Como habrá leído en su cédula de aprobación, deberemos hacer unos cambios menores.

—Sí, señor. Lo leí. No desean que habiten cerca por si desarrollan el deseo de viajar y llegar hasta aquí. Comprendo eso claramente, solo le pedía que…

—Exacto. Es muy temprano para evaluar si serán peligrosos.

—¡Oh, no lo serán, señor delegado! Usted habrá visto que mis cálculos son muy exactos y elaborados. Tal vez peleen entre ellos, pero siempre serán obedientes y manejables.

—¿Podrán alimentarse por sí solos? ¿Usted está seguro de eso?

—¡Claro, señor! Encontré una fórmula para que puedan hacerlo. Además, se multiplicarán sin ningún tipo de intervención nuestra…

—Interesante la idea de que podrán organizarse en grupos. Pero no nos gustó nada eso de que puedan conectarse entre todas las criaturas. Elimine eso, por favor, hay mucho riesgo allí.

—Sí, señor delegado. Ya lo hice. No lo harán en profundidad. Solo podrán comunicarse de algunas pocas maneras, aunque rara vez se pondrán de acuerdo.

—Eso me deja más tranquilo. Imagínese el poder que pueden desarrollar si funcionan como una unidad.

—No lo harán, señor. Me preocupé específicamente para que desarrollen más lo individual que lo colectivo.

—¿Considera que además de razonar como nosotros también tendrán conciencia de su propia finitud?

—¡Estoy convencido de eso, señor!
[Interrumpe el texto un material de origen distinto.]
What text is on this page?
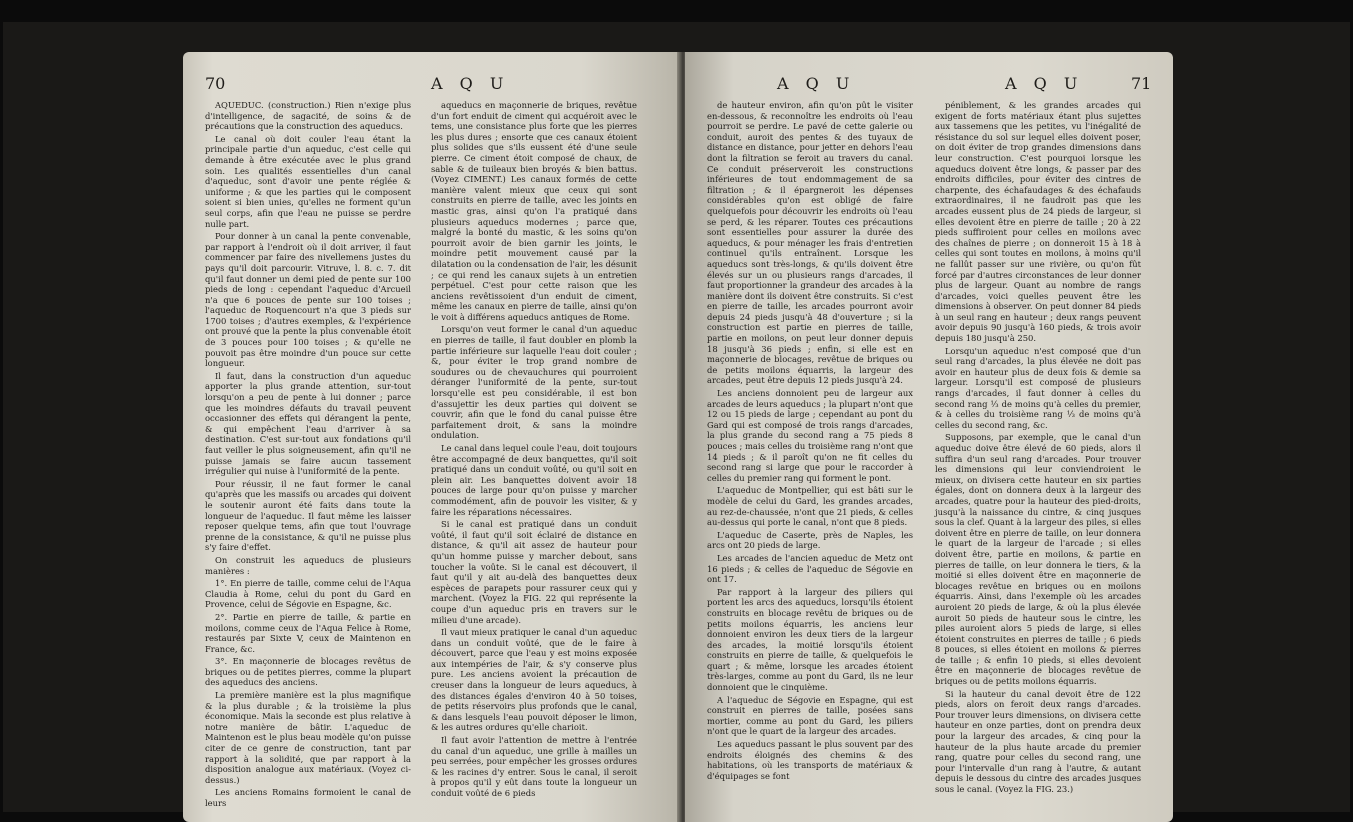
70	A Q U

AQUEDUC. (construction.) Rien n'exige plus d'intelligence, de sagacité, de soins & de précautions que la construction des aqueducs.

Le canal où doit couler l'eau étant la principale partie d'un aqueduc, c'est celle qui demande à être exécutée avec le plus grand soin. Les qualités essentielles d'un canal d'aqueduc, sont d'avoir une pente réglée & uniforme ; & que les parties qui le composent soient si bien unies, qu'elles ne forment qu'un seul corps, afin que l'eau ne puisse se perdre nulle part.

Pour donner à un canal la pente convenable, par rapport à l'endroit où il doit arriver, il faut commencer par faire des nivellemens justes du pays qu'il doit parcourir. Vitruve, l. 8. c. 7. dit qu'il faut donner un demi pied de pente sur 100 pieds de long : cependant l'aqueduc d'Arcueil n'a que 6 pouces de pente sur 100 toises ; l'aqueduc de Roquencourt n'a que 3 pieds sur 1700 toises ; d'autres exemples, & l'expérience ont prouvé que la pente la plus convenable étoit de 3 pouces pour 100 toises ; & qu'elle ne pouvoit pas être moindre d'un pouce sur cette longueur.

Il faut, dans la construction d'un aqueduc apporter la plus grande attention, sur-tout lorsqu'on a peu de pente à lui donner ; parce que les moindres défauts du travail peuvent occasionner des effets qui dérangent la pente, & qui empêchent l'eau d'arriver à sa destination. C'est sur-tout aux fondations qu'il faut veiller le plus soigneusement, afin qu'il ne puisse jamais se faire aucun tassement irrégulier qui nuise à l'uniformité de la pente.

Pour réussir, il ne faut former le canal qu'après que les massifs ou arcades qui doivent le soutenir auront été faits dans toute la longueur de l'aqueduc. Il faut même les laisser reposer quelque tems, afin que tout l'ouvrage prenne de la consistance, & qu'il ne puisse plus s'y faire d'effet.

On construit les aqueducs de plusieurs manières :

1°. En pierre de taille, comme celui de l'Aqua Claudia à Rome, celui du pont du Gard en Provence, celui de Ségovie en Espagne, &c.

2°. Partie en pierre de taille, & partie en moilons, comme ceux de l'Aqua Felice à Rome, restaurés par Sixte V, ceux de Maintenon en France, &c.

3°. En maçonnerie de blocages revêtus de briques ou de petites pierres, comme la plupart des aqueducs des anciens.

La première manière est la plus magnifique & la plus durable ; & la troisième la plus économique. Mais la seconde est plus relative à notre manière de bâtir. L'aqueduc de Maintenon est le plus beau modèle qu'on puisse citer de ce genre de construction, tant par rapport à la solidité, que par rapport à la disposition analogue aux matériaux. (Voyez ci-dessus.)

Les anciens Romains formoient le canal de leurs

aqueducs en maçonnerie de briques, revêtue d'un fort enduit de ciment qui acquéroit avec le tems, une consistance plus forte que les pierres les plus dures ; ensorte que ces canaux étoient plus solides que s'ils eussent été d'une seule pierre. Ce ciment étoit composé de chaux, de sable & de tuileaux bien broyés & bien battus. (Voyez CIMENT.) Les canaux formés de cette manière valent mieux que ceux qui sont construits en pierre de taille, avec les joints en mastic gras, ainsi qu'on l'a pratiqué dans plusieurs aqueducs modernes ; parce que, malgré la bonté du mastic, & les soins qu'on pourroit avoir de bien garnir les joints, le moindre petit mouvement causé par la dilatation ou la condensation de l'air, les désunit ; ce qui rend les canaux sujets à un entretien perpétuel. C'est pour cette raison que les anciens revêtissoient d'un enduit de ciment, même les canaux en pierre de taille, ainsi qu'on le voit à différens aqueducs antiques de Rome.

Lorsqu'on veut former le canal d'un aqueduc en pierres de taille, il faut doubler en plomb la partie inférieure sur laquelle l'eau doit couler ; &, pour éviter le trop grand nombre de soudures ou de chevauchures qui pourroient déranger l'uniformité de la pente, sur-tout lorsqu'elle est peu considérable, il est bon d'assujettir les deux parties qui doivent se couvrir, afin que le fond du canal puisse être parfaitement droit, & sans la moindre ondulation.

Le canal dans lequel coule l'eau, doit toujours être accompagné de deux banquettes, qu'il soit pratiqué dans un conduit voûté, ou qu'il soit en plein air. Les banquettes doivent avoir 18 pouces de large pour qu'on puisse y marcher commodément, afin de pouvoir les visiter, & y faire les réparations nécessaires.

Si le canal est pratiqué dans un conduit voûté, il faut qu'il soit éclairé de distance en distance, & qu'il ait assez de hauteur pour qu'un homme puisse y marcher debout, sans toucher la voûte. Si le canal est découvert, il faut qu'il y ait au-delà des banquettes deux espèces de parapets pour rassurer ceux qui y marchent. (Voyez la FIG. 22 qui représente la coupe d'un aqueduc pris en travers sur le milieu d'une arcade).

Il vaut mieux pratiquer le canal d'un aqueduc dans un conduit voûté, que de le faire à découvert, parce que l'eau y est moins exposée aux intempéries de l'air, & s'y conserve plus pure. Les anciens avoient la précaution de creuser dans la longueur de leurs aqueducs, à des distances égales d'environ 40 à 50 toises, de petits réservoirs plus profonds que le canal, & dans lesquels l'eau pouvoit déposer le limon, & les autres ordures qu'elle charioit.

Il faut avoir l'attention de mettre à l'entrée du canal d'un aqueduc, une grille à mailles un peu serrées, pour empêcher les grosses ordures & les racines d'y entrer. Sous le canal, il seroit à propos qu'il y eût dans toute la longueur un conduit voûté de 6 pieds

A Q U	A Q U	71

de hauteur environ, afin qu'on pût le visiter en-dessous, & reconnoître les endroits où l'eau pourroit se perdre. Le pavé de cette galerie ou conduit, auroit des pentes & des tuyaux de distance en distance, pour jetter en dehors l'eau dont la filtration se feroit au travers du canal. Ce conduit préserveroit les constructions inférieures de tout endommagement de sa filtration ; & il épargneroit les dépenses considérables qu'on est obligé de faire quelquefois pour découvrir les endroits où l'eau se perd, & les réparer. Toutes ces précautions sont essentielles pour assurer la durée des aqueducs, & pour ménager les frais d'entretien continuel qu'ils entraînent. Lorsque les aqueducs sont très-longs, & qu'ils doivent être élevés sur un ou plusieurs rangs d'arcades, il faut proportionner la grandeur des arcades à la manière dont ils doivent être construits. Si c'est en pierre de taille, les arcades pourront avoir depuis 24 pieds jusqu'à 48 d'ouverture ; si la construction est partie en pierres de taille, partie en moilons, on peut leur donner depuis 18 jusqu'à 36 pieds ; enfin, si elle est en maçonnerie de blocages, revêtue de briques ou de petits moilons équarris, la largeur des arcades, peut être depuis 12 pieds jusqu'à 24.

Les anciens donnoient peu de largeur aux arcades de leurs aqueducs ; la plupart n'ont que 12 ou 15 pieds de large ; cependant au pont du Gard qui est composé de trois rangs d'arcades, la plus grande du second rang a 75 pieds 8 pouces ; mais celles du troisième rang n'ont que 14 pieds ; & il paroît qu'on ne fit celles du second rang si large que pour le raccorder à celles du premier rang qui forment le pont.

L'aqueduc de Montpellier, qui est bâti sur le modèle de celui du Gard, les grandes arcades, au rez-de-chaussée, n'ont que 21 pieds, & celles au-dessus qui porte le canal, n'ont que 8 pieds.

L'aqueduc de Caserte, près de Naples, les arcs ont 20 pieds de large.

Les arcades de l'ancien aqueduc de Metz ont 16 pieds ; & celles de l'aqueduc de Ségovie en ont 17.

Par rapport à la largeur des piliers qui portent les arcs des aqueducs, lorsqu'ils étoient construits en blocage revêtu de briques ou de petits moilons équarris, les anciens leur donnoient environ les deux tiers de la largeur des arcades, la moitié lorsqu'ils étoient construits en pierre de taille, & quelquefois le quart ; & même, lorsque les arcades étoient très-larges, comme au pont du Gard, ils ne leur donnoient que le cinquième.

A l'aqueduc de Ségovie en Espagne, qui est construit en pierres de taille, posées sans mortier, comme au pont du Gard, les piliers n'ont que le quart de la largeur des arcades.

Les aqueducs passant le plus souvent par des endroits éloignés des chemins & des habitations, où les transports de matériaux & d'équipages se font

péniblement, & les grandes arcades qui exigent de forts matériaux étant plus sujettes aux tassemens que les petites, vu l'inégalité de résistance du sol sur lequel elles doivent poser, on doit éviter de trop grandes dimensions dans leur construction. C'est pourquoi lorsque les aqueducs doivent être longs, & passer par des endroits difficiles, pour éviter des cintres de charpente, des échafaudages & des échafauds extraordinaires, il ne faudroit pas que les arcades eussent plus de 24 pieds de largeur, si elles devoient être en pierre de taille ; 20 à 22 pieds suffiroient pour celles en moilons avec des chaînes de pierre ; on donneroit 15 à 18 à celles qui sont toutes en moilons, à moins qu'il ne fallût passer sur une rivière, ou qu'on fût forcé par d'autres circonstances de leur donner plus de largeur. Quant au nombre de rangs d'arcades, voici quelles peuvent être les dimensions à observer. On peut donner 84 pieds à un seul rang en hauteur ; deux rangs peuvent avoir depuis 90 jusqu'à 160 pieds, & trois avoir depuis 180 jusqu'à 250.

Lorsqu'un aqueduc n'est composé que d'un seul rang d'arcades, la plus élevée ne doit pas avoir en hauteur plus de deux fois & demie sa largeur. Lorsqu'il est composé de plusieurs rangs d'arcades, il faut donner à celles du second rang ⅓ de moins qu'à celles du premier, & à celles du troisième rang ⅓ de moins qu'à celles du second rang, &c.

Supposons, par exemple, que le canal d'un aqueduc doive être élevé de 60 pieds, alors il suffira d'un seul rang d'arcades. Pour trouver les dimensions qui leur conviendroient le mieux, on divisera cette hauteur en six parties égales, dont on donnera deux à la largeur des arcades, quatre pour la hauteur des pied-droits, jusqu'à la naissance du cintre, & cinq jusques sous la clef. Quant à la largeur des piles, si elles doivent être en pierre de taille, on leur donnera le quart de la largeur de l'arcade ; si elles doivent être, partie en moilons, & partie en pierres de taille, on leur donnera le tiers, & la moitié si elles doivent être en maçonnerie de blocages revêtue en briques ou en moilons équarris. Ainsi, dans l'exemple où les arcades auroient 20 pieds de large, & où la plus élevée auroit 50 pieds de hauteur sous le cintre, les piles auroient alors 5 pieds de large, si elles étoient construites en pierres de taille ; 6 pieds 8 pouces, si elles étoient en moilons & pierres de taille ; & enfin 10 pieds, si elles devoient être en maçonnerie de blocages revêtue de briques ou de petits moilons équarris.

Si la hauteur du canal devoit être de 122 pieds, alors on feroit deux rangs d'arcades. Pour trouver leurs dimensions, on divisera cette hauteur en onze parties, dont on prendra deux pour la largeur des arcades, & cinq pour la hauteur de la plus haute arcade du premier rang, quatre pour celles du second rang, une pour l'intervalle d'un rang à l'autre, & autant depuis le dessous du cintre des arcades jusques sous le canal. (Voyez la FIG. 23.)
Lo que todavía no logro descifrar es cómo se comportarán con respecto a ello, por eso habrá que hacer un seguimiento.

—¿Y cree usted que podrán sentir realmente? Digo… ¿sentimientos genuinos?

—No tengo la menor duda, señor delegado. Aunque no estoy seguro, creo que eso podrá ser su mayor fortaleza, o su peor debilidad…

—Pues vaya entonces. Tómese una copa y compártalo con sus compañeros de trabajo. Su proyecto ha sido aprobado y esta semana comenzaremos con las obras.

—¡Gracias, señor! ¡Muchas gracias!

 

Salió corriendo de la oficina, muy emocionado. Por primera vez se tenía en cuenta una de sus ideas en el laboratorio mayor. Avanzó apenas un metro cuando escuchó la voz del delegado que le gritó:

—¡Disculpe! ¿Cuál era el nombre que quería ponerle a sus criaturas?

—«Seres humanos» —respondió, asomándose a la puerta—. ¿Qué le parece?